After a decade as one of Vancouver’s smallest brewers, Callister Brewing shut down around the same time as Studio and Riot brewing. But it had a fallback.
While the company cited rising costs at its brewery site, it also said there was a need to focus on the “rapid growth” of its non-alcoholic Callister Craft Soda.
It pitches the sodas in a language familiar to the craft-beer scene — they are “crafted locally”, and made in “small batches.”
Meanwhile, B.C.'s craft beer reckoning continues.
In November 2024, Central City Brewing in Surrey — maker of Red Racer beer, as well as de-alcoholized brews under the Street Legal brand — sought creditor protection. Court documents outline post-pandemic financial troubles that required it to restructure.
Company president Daryll Frost detailed "economic challenges" including minimum wage increases, labour shortages, higher taxes and higher food and supply costs.

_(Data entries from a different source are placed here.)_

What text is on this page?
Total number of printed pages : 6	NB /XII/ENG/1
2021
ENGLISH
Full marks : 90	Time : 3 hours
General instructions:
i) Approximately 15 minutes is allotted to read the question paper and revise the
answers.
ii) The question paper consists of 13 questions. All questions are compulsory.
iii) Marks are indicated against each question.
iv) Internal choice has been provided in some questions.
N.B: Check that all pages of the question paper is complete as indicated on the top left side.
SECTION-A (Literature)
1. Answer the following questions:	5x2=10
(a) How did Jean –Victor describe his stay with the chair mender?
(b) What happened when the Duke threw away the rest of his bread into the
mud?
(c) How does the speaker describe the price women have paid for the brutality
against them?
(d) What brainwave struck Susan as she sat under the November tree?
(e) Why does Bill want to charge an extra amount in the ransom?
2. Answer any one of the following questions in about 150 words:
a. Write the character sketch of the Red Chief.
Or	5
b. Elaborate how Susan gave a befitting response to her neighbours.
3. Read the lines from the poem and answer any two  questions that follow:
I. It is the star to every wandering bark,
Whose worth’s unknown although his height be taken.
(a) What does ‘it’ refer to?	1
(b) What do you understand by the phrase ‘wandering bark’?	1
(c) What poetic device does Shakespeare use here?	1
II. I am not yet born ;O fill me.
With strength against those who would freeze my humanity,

Another factor, Frost's court filing said, was "reduced demand for alcohol products generally."
Naimi said he was unaware whether demand has actually diminished, though he said recent indications that younger people are drinking less than previous generations are "kind of interesting."
Customers at Mocktails said they had a number of reasons for going booze-free.
Hilary Hansen — no relation to the owner — stopped by for alcohol-free tequila to make margaritas. She said she can't drink alcohol because she's pregnant.
"Obviously the baby's the biggest concern, but I would say in general I would like to drink less outside of being pregnant," she said. "It's not the alcohol, it's the taste, so I just want something really nice in a cocktail that I can enjoy and not have any negative health impact for either me or, right now, the baby."
"Having options like this is really nice," she said.
Enrique Rodriguez, the husband of Mocktails' owner, said he's also reduced his alcohol intake after initially not wanting to follow Hansen down a sober path.
He said that at parties with his family in Mexico, he used to see alcohol as "the climax of freedom, but it's not."
Now, he said he alternates between alcoholic and non-alcoholic drinks on nights out.
"For me it's like an awakening," he said. "I can make better decisions to say, 'OK, I had enough, I gotta go, you know, tomorrow I have things to do' and boom, I had the best of both."